Market Won't Wait For Haircuts
With scissors in hand, Minyanville profesor Peter Atwater says European Leaders Should Focus on the Banks, Not the Sovereigns
As Bloomberg notes this morning, the bank run has now extended from Ireland to Portugal. Yet again, credit is a coward and is fleeing uncertainty. Depositors, like bondholders, know that the intertwined European government/bank network needs less, not more debt and that someone is ultimately going to get a haircut. And with Ireland already implementing “burden sharing” and the EU suggesting that the barbershops will clearly open in 2013, there is little incentive to stick around to see when that happens.
And that is Europe’s problem. The market is saying “when” not “if” any more.
To stop the spreading contagion, European leaders need to stop focusing on the sovereigns and start focusing on the banks.
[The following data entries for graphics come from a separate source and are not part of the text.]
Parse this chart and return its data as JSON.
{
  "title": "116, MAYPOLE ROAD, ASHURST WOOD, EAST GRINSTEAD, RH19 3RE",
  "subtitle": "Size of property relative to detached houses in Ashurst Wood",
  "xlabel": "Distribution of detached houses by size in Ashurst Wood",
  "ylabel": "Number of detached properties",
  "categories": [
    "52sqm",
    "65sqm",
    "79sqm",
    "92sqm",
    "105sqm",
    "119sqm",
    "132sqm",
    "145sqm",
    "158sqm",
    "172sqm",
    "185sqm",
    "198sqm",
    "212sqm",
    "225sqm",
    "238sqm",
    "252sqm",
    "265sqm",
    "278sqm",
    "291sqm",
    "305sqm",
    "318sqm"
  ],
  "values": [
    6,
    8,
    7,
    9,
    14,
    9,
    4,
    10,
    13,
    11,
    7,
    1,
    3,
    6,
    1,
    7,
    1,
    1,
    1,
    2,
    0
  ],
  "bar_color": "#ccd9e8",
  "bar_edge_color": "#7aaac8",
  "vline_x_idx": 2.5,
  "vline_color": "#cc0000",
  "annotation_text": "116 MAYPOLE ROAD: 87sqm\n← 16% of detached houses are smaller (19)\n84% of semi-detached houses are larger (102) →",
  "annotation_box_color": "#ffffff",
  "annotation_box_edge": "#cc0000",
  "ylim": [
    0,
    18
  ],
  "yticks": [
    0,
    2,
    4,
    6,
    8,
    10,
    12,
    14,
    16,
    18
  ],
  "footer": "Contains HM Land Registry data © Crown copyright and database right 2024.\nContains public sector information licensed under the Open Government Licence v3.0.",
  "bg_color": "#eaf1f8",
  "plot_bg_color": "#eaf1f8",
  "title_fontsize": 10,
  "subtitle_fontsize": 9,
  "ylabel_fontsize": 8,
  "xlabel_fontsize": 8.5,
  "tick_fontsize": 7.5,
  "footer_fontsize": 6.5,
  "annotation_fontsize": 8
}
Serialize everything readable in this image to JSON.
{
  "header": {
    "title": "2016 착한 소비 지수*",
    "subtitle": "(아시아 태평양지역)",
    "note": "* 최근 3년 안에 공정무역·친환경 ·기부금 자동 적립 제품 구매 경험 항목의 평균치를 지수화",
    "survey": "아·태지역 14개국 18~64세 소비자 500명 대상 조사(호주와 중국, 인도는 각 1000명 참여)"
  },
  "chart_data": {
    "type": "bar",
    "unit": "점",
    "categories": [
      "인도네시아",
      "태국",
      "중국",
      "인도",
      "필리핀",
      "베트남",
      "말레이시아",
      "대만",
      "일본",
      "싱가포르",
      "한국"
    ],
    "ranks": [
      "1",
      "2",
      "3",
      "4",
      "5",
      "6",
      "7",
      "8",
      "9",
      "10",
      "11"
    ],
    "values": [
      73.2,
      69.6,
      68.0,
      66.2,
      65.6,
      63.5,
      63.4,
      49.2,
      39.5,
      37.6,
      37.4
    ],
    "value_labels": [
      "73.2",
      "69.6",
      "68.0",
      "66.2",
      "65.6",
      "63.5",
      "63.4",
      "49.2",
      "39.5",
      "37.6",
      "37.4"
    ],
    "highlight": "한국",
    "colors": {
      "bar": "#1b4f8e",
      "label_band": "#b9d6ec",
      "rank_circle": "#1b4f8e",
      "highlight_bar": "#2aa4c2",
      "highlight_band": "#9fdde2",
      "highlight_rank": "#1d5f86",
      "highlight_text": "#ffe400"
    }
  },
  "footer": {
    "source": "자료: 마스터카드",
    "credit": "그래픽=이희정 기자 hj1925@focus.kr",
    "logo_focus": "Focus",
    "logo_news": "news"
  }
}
As we have already seen, troubled sovereign nations can be kept alive for an extended period of time, but banks can’t.
But rather than growing sovereign double leverage even further -- in which a troubled nation, like Ireland, borrows from the EU to put equity capital into its banks -- if the EU is serious about stopping the growing banking contagion, it is going to have to consider its own pan-European TARP/FDIC program for Europe’s largest banks.
And whether Europe has the stomach for that we’ll soon find out. But until Europe divorces banking strength from sovereign strength, they will both go down together.
Stress Test Failures
The last European bank stress test back in July showed that 84 out of 91 banks were well capitalized, including the two largest Irish banks. According to the BBC, Irish finance minister Brian Lenihan "welcomed the increased transparency that the EU-wide test had brought to the banking system".
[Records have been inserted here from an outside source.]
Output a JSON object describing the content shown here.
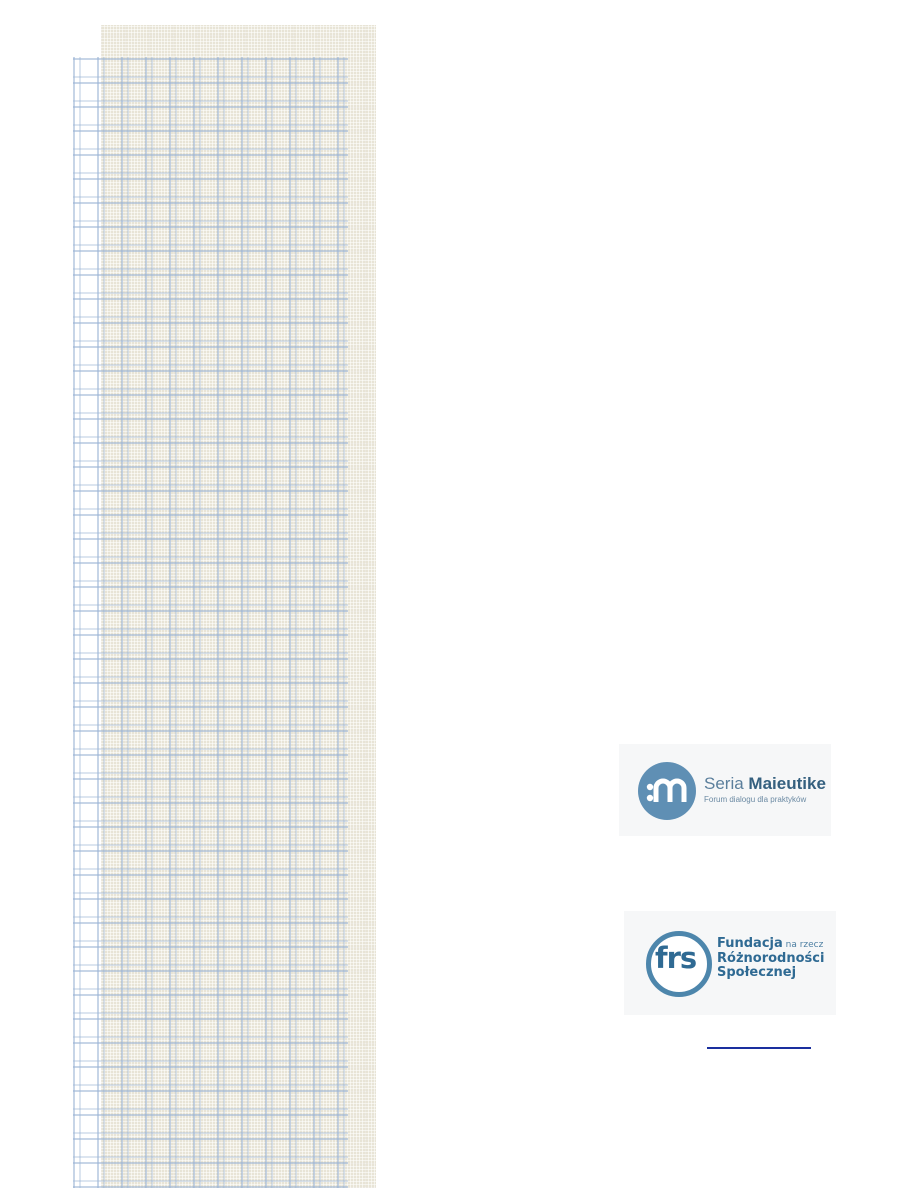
{
  "maieutike": {
    "title_light": "Seria ",
    "title_bold": "Maieutike",
    "subtitle": "Forum dialogu dla praktyków",
    "icon": "m-logo-icon",
    "color": "#5f8fb4"
  },
  "frs": {
    "letters": "frs",
    "line1_bold": "Fundacja",
    "line1_small": " na rzecz",
    "line2": "Różnorodności",
    "line3": "Społecznej",
    "color": "#2f6a93"
  },
  "colors": {
    "pattern_beige": "#e8e4d6",
    "pattern_blue": "#94afd2",
    "link": "#1a2f9e"
  }
}
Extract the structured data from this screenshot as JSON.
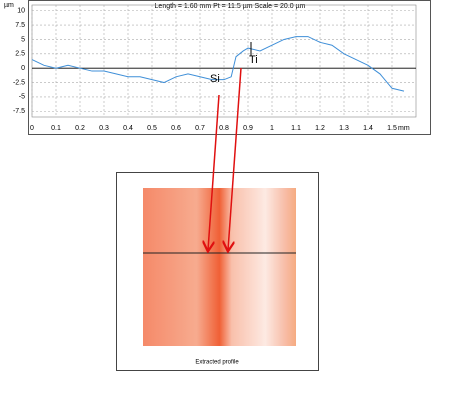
{
  "chart_data": {
    "type": "line",
    "title": "Length = 1.60 mm  Pt = 11.5 µm  Scale = 20.0 µm",
    "y_label": "µm",
    "x_unit": "mm",
    "x": [
      0,
      0.05,
      0.1,
      0.15,
      0.2,
      0.25,
      0.3,
      0.35,
      0.4,
      0.45,
      0.5,
      0.55,
      0.6,
      0.65,
      0.7,
      0.75,
      0.8,
      0.83,
      0.85,
      0.88,
      0.9,
      0.95,
      1.0,
      1.05,
      1.1,
      1.15,
      1.2,
      1.25,
      1.3,
      1.35,
      1.4,
      1.45,
      1.5,
      1.55
    ],
    "series": [
      {
        "color": "#3f8fd8",
        "values": [
          1.5,
          0.5,
          0,
          0.5,
          0,
          -0.5,
          -0.5,
          -1,
          -1.5,
          -1.5,
          -2,
          -2.5,
          -1.5,
          -1,
          -1.5,
          -2,
          -2,
          -1.5,
          2,
          3,
          3.5,
          3,
          4,
          5,
          5.5,
          5.5,
          4.5,
          4,
          2.5,
          1.5,
          0.5,
          -1,
          -3.5,
          -4
        ]
      }
    ],
    "xlim": [
      0,
      1.6
    ],
    "ylim": [
      -8.5,
      11
    ],
    "xticks": [
      0,
      0.1,
      0.2,
      0.3,
      0.4,
      0.5,
      0.6,
      0.7,
      0.8,
      0.9,
      1,
      1.1,
      1.2,
      1.3,
      1.4,
      1.5
    ],
    "yticks": [
      10,
      7.5,
      5,
      2.5,
      0,
      -2.5,
      -5,
      -7.5
    ],
    "grid": true,
    "annotations": [
      "Si",
      "Ti"
    ],
    "image_caption": "Extracted profile"
  }
}
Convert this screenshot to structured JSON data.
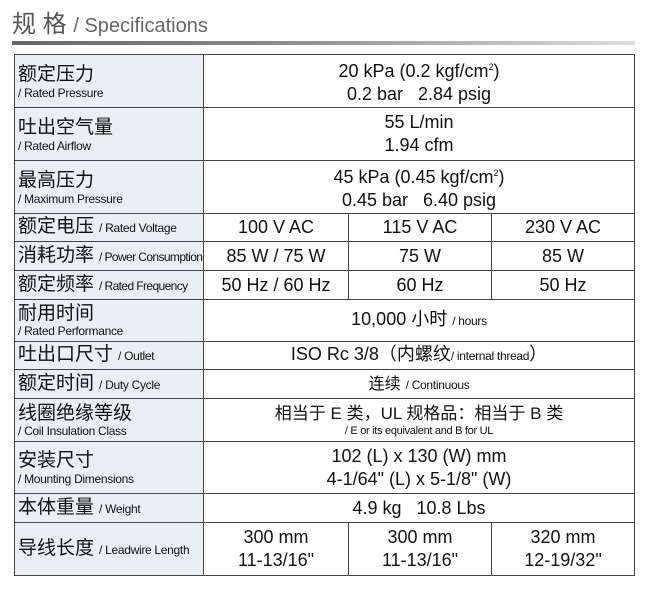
{
  "header": {
    "title_zh": "规 格",
    "title_en": "/ Specifications"
  },
  "rows": [
    {
      "zh": "额定压力",
      "en": "/ Rated Pressure",
      "line1": "20 kPa (0.2 kgf/cm",
      "line1_sup": "2",
      "line1_end": ")",
      "line2": "0.2 bar   2.84 psig"
    },
    {
      "zh": "吐出空气量",
      "en": "/ Rated Airflow",
      "line1": "55 L/min",
      "line2": "1.94 cfm"
    },
    {
      "zh": "最高压力",
      "en": "/ Maximum Pressure",
      "line1": "45 kPa (0.45 kgf/cm",
      "line1_sup": "2",
      "line1_end": ")",
      "line2": "0.45 bar   6.40 psig"
    },
    {
      "zh": "额定电压",
      "en": "/ Rated Voltage",
      "cols": [
        "100 V AC",
        "115 V AC",
        "230 V AC"
      ]
    },
    {
      "zh": "消耗功率",
      "en": "/ Power Consumption",
      "cols": [
        "85 W / 75 W",
        "75 W",
        "85 W"
      ]
    },
    {
      "zh": "额定频率",
      "en": "/ Rated Frequency",
      "cols": [
        "50 Hz / 60 Hz",
        "60 Hz",
        "50 Hz"
      ]
    },
    {
      "zh": "耐用时间",
      "en": "/ Rated Performance",
      "value": "10,000 小时",
      "value_en": "/ hours"
    },
    {
      "zh": "吐出口尺寸",
      "en": "/ Outlet",
      "value": "ISO Rc 3/8（内螺纹",
      "value_en": "/ internal thread",
      "value_end": "）"
    },
    {
      "zh": "额定时间",
      "en": "/ Duty Cycle",
      "value": "连续",
      "value_en": "/ Continuous"
    },
    {
      "zh": "线圈绝缘等级",
      "en": "/ Coil Insulation Class",
      "line1": "相当于 E 类，UL 规格品：相当于 B 类",
      "line2": "/ E or its equivalent and B for UL"
    },
    {
      "zh": "安装尺寸",
      "en": "/ Mounting Dimensions",
      "line1": "102 (L) x 130 (W) mm",
      "line2": "4-1/64\" (L) x 5-1/8\" (W)"
    },
    {
      "zh": "本体重量",
      "en": "/ Weight",
      "value": "4.9 kg   10.8 Lbs"
    },
    {
      "zh": "导线长度",
      "en": "/ Leadwire Length",
      "cols2": [
        [
          "300 mm",
          "11-13/16\""
        ],
        [
          "300 mm",
          "11-13/16\""
        ],
        [
          "320 mm",
          "12-19/32\""
        ]
      ]
    }
  ]
}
Anyone who could think clearly knew those stress tests were a scam, purposely designed so that nearly any bank could pass. The results are now in, and it took less than 4 month to show just how absurd those stress test findings were. Allied Irish Banks and Bank of Ireland now await bailouts from the EU and IMF.
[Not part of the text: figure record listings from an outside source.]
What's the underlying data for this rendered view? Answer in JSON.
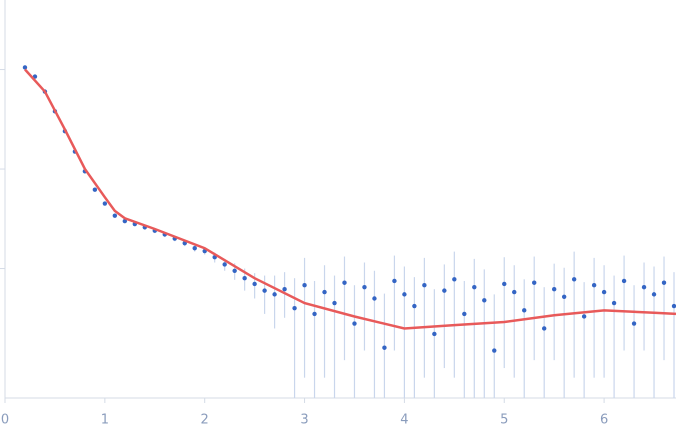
{
  "chart_data": {
    "type": "scatter",
    "xlim": [
      0,
      6.72
    ],
    "xticks": [
      0,
      1,
      2,
      3,
      4,
      5,
      6
    ],
    "ylim": [
      0.0005,
      5
    ],
    "yticks": [
      0.01,
      0.1,
      1
    ],
    "log_y": true,
    "series": [
      {
        "type": "scatter",
        "color": "#3465c4",
        "error_color": "#c9d6ec",
        "x": [
          0.2,
          0.3,
          0.4,
          0.5,
          0.6,
          0.7,
          0.8,
          0.9,
          1.0,
          1.1,
          1.2,
          1.3,
          1.4,
          1.5,
          1.6,
          1.7,
          1.8,
          1.9,
          2.0,
          2.1,
          2.2,
          2.3,
          2.4,
          2.5,
          2.6,
          2.7,
          2.8,
          2.9,
          3.0,
          3.1,
          3.2,
          3.3,
          3.4,
          3.5,
          3.6,
          3.7,
          3.8,
          3.9,
          4.0,
          4.1,
          4.2,
          4.3,
          4.4,
          4.5,
          4.6,
          4.7,
          4.8,
          4.9,
          5.0,
          5.1,
          5.2,
          5.3,
          5.4,
          5.5,
          5.6,
          5.7,
          5.8,
          5.9,
          6.0,
          6.1,
          6.2,
          6.3,
          6.4,
          6.5,
          6.6,
          6.7
        ],
        "values": [
          1.05,
          0.85,
          0.6,
          0.38,
          0.24,
          0.15,
          0.095,
          0.062,
          0.045,
          0.034,
          0.03,
          0.028,
          0.026,
          0.024,
          0.022,
          0.02,
          0.018,
          0.016,
          0.015,
          0.013,
          0.011,
          0.0095,
          0.008,
          0.007,
          0.006,
          0.0055,
          0.0062,
          0.004,
          0.0068,
          0.0035,
          0.0058,
          0.0045,
          0.0072,
          0.0028,
          0.0065,
          0.005,
          0.0016,
          0.0075,
          0.0055,
          0.0042,
          0.0068,
          0.0022,
          0.006,
          0.0078,
          0.0035,
          0.0065,
          0.0048,
          0.0015,
          0.007,
          0.0058,
          0.0038,
          0.0072,
          0.0025,
          0.0062,
          0.0052,
          0.0078,
          0.0033,
          0.0068,
          0.0058,
          0.0045,
          0.0075,
          0.0028,
          0.0065,
          0.0055,
          0.0072,
          0.0042
        ],
        "errors": [
          0.03,
          0.02,
          0.015,
          0.01,
          0.006,
          0.004,
          0.003,
          0.002,
          0.0015,
          0.0015,
          0.0015,
          0.0014,
          0.0014,
          0.0013,
          0.0013,
          0.0012,
          0.0012,
          0.0012,
          0.0012,
          0.0015,
          0.0015,
          0.0018,
          0.002,
          0.002,
          0.0025,
          0.003,
          0.003,
          0.004,
          0.006,
          0.004,
          0.005,
          0.004,
          0.006,
          0.004,
          0.005,
          0.0045,
          0.004,
          0.006,
          0.005,
          0.004,
          0.006,
          0.004,
          0.005,
          0.007,
          0.004,
          0.006,
          0.005,
          0.004,
          0.006,
          0.005,
          0.004,
          0.006,
          0.004,
          0.005,
          0.005,
          0.007,
          0.004,
          0.006,
          0.005,
          0.004,
          0.006,
          0.004,
          0.005,
          0.005,
          0.006,
          0.005
        ]
      },
      {
        "type": "line",
        "color": "#e85a5a",
        "x": [
          0.2,
          0.4,
          0.6,
          0.8,
          1.0,
          1.1,
          1.2,
          1.5,
          2.0,
          2.5,
          3.0,
          3.5,
          4.0,
          4.5,
          5.0,
          5.5,
          6.0,
          6.5,
          6.72
        ],
        "values": [
          1.0,
          0.6,
          0.25,
          0.1,
          0.052,
          0.038,
          0.032,
          0.025,
          0.016,
          0.008,
          0.0045,
          0.0033,
          0.0025,
          0.0027,
          0.0029,
          0.0034,
          0.0038,
          0.0036,
          0.0035
        ]
      }
    ]
  }
}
Another Stress Test Scam Coming Up
Another stress test is planned, but the EU (may or may not) publish the results. Presumably if the reports are good the EU may publish them, but they won't if the results are bad.
In yet another truth-is-stranger-than-fiction moment, the Wall Street Journal reports Fresh Round of 'Stress Tests' Planned for European Banks
As market sentiment toward the euro zone sharply deteriorates, European officials are planning a new round of bank "stress tests" that they say will be more rigorous than the widely discredited exams conducted earlier this year.
But the tests are already subject to bickering between countries. While some European leaders are pushing for next year's tests to be broader and more transparent than last summer's exercise, the agency that will oversee the tests says it might opt not to publicly disclose the results at all.
Straight From the Twilight-Zone
That hair-raising announcement seems like it is straight out of the Twilight-Zone. The EU clearly admitted a need for an honest stress test while simultaneously admitting fear of publishing one.
On that admission, can anyone possibly believe the results of the next test, assuming they even publish it? And what will it say if they don't?
This bizarre state of affairs can hardly inspire confidence. However, it may increase the demand for scissors, not exactly what the EU wants at all.